Jusqu’au début du mois de septembre de cette année, il vivait seul dans son espace car sa promise demeurait énigmatique. Sans certitude, Je ne voulais point commettre de mésalliance.
Mais le temps est compté car madame n’est plus jeunette.
En effet, je crains que le cumul des ans l’amène aux pauses… (Pardon, mesdames !)
Quelques années plus tôt, Dame Carolina Triungis (?) fut trouvée dans une jardinerie, dans un carton aux pans repliés posé au sol, entre les oiseaux chanteurs encagés et les poissons bullant dans le vague de leurs aquariums exotiques. Dénommée tortue boite américaine par le vendeur, ce professionnel me la céda pour un mâle adulte car, à son avis, sa carapace aux traits ensoleillés sur fond de brume ne laissait point de doute sur sa vraie nature.
Le pauvre n’avait pas bonne mine. Ses marginales peu développées laissaient apparaître des carences dans sa vie passée. Pendant un mois, il refusa de se nourrir. Il délaissait limaces et autres bêtes à cornes divaguées dans le vivarium, ne goûtait point au haché de bœuf et abats présentés. La poésie du vers se tortillant langoureusement en tous sens, ne touchait point son âme rétive. Rien ne rimait avec son appétit. Fort soucieux, ne sachant que faire, je lui offris des fleurs de pissenlit couronnées de verdure. Il les dévora à dent de lion. Petit à petit, de salades diverses tartinées aux protéines animales, le régime carné fut réintroduit et monsieur ne fait plus la fine bouche devant un lombric jouant la danse du ventre. Il vient le cueillir dans les mains.

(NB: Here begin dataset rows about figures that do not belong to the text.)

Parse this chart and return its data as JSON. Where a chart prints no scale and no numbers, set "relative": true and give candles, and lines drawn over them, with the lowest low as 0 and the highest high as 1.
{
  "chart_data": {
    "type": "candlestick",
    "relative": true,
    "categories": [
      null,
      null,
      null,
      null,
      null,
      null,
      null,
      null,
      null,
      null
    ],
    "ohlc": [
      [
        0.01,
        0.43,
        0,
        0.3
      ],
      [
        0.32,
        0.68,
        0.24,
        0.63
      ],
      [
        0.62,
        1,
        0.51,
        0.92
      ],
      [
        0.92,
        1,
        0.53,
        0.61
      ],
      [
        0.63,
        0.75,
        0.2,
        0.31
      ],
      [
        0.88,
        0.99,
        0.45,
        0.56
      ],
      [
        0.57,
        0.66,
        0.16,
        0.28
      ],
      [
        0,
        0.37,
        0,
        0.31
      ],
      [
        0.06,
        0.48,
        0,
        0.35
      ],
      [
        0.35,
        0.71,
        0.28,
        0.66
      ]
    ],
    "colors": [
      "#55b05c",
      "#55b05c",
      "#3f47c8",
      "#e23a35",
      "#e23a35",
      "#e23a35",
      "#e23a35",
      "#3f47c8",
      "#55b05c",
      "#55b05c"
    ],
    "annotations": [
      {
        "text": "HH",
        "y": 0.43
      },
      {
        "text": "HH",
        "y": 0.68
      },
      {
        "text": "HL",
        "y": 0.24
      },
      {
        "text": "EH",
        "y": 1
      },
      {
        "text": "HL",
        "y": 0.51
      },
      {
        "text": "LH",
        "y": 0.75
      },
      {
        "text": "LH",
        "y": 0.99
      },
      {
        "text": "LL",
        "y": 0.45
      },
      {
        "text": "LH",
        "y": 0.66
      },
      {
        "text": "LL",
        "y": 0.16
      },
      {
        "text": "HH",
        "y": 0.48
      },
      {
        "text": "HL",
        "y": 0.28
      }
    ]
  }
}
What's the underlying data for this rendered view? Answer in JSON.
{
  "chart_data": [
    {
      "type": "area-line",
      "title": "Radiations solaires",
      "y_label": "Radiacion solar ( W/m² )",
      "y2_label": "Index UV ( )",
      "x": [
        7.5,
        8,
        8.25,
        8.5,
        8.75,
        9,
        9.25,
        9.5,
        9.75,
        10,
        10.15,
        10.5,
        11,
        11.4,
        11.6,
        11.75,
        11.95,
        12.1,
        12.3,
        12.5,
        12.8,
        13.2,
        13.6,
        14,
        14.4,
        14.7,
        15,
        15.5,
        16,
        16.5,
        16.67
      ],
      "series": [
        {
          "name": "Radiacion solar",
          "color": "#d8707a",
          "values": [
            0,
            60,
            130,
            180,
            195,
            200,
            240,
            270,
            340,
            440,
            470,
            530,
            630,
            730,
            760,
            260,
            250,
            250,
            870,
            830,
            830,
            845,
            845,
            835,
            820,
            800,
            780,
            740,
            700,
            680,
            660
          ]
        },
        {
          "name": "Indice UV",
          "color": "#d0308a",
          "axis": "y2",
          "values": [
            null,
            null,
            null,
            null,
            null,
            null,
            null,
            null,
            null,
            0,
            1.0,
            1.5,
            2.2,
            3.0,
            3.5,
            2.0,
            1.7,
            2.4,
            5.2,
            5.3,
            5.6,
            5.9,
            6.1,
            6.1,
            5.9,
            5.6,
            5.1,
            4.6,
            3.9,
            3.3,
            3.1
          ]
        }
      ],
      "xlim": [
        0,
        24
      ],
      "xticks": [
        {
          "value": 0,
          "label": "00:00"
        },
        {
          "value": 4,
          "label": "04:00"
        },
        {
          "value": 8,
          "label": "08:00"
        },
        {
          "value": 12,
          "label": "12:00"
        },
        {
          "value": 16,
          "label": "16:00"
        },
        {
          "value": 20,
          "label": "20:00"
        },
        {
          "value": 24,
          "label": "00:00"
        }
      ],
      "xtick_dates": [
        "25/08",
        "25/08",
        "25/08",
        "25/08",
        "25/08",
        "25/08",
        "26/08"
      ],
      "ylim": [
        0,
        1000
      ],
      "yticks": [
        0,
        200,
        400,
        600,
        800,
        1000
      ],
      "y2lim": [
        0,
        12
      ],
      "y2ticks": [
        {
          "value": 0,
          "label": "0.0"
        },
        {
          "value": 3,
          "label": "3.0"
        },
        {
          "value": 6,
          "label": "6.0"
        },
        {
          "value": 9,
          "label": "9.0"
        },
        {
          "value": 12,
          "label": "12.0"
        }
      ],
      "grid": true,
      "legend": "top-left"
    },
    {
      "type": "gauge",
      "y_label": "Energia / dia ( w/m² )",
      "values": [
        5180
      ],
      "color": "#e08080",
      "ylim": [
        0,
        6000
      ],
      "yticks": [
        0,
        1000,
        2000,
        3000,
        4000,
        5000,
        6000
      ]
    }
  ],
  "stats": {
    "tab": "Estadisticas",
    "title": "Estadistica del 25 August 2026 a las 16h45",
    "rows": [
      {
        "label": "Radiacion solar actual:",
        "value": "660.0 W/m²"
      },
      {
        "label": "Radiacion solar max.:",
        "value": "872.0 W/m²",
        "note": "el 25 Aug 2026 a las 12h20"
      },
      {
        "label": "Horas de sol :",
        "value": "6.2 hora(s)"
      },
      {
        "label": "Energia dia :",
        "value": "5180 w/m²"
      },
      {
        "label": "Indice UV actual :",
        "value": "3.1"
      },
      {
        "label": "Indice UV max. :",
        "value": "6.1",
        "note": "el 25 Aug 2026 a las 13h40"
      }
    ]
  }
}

Puis un jour, six ans après son acquisition, lors de la réfection de son parc extérieur, je le déposais dans le jardin des jeunes Eurotestudo Hermanni.Un coquin du coin vint lui conter fleurette, donna de la coquille contre sa robe fleurie en lui mordillant les membres. Quelques semaines plus tard, seul dans son enceinte, il se mit à creuser de ses pattes arrière et déposa deux œufs blancs … résolument blancs. Outre le fait que le vendeur m’avait travesti la réalité, j’avais été fou de rêver (sans conviction) que, puisant dans sa « spermatothèque », alimentée d’étreintes forts lointaines d’avec un amant de son espèce, Dame Carolina aurait pu donner naissance à un bébé terrapène. Dans cette histoire troublante, de cet amour fugace interdit par mère nature, notre ami l’Hermanni n’aurait été en faite qu’un catalyseur libérant une libido endormie. Un baiser aurait réveillé la belle au bois dormant à la passion.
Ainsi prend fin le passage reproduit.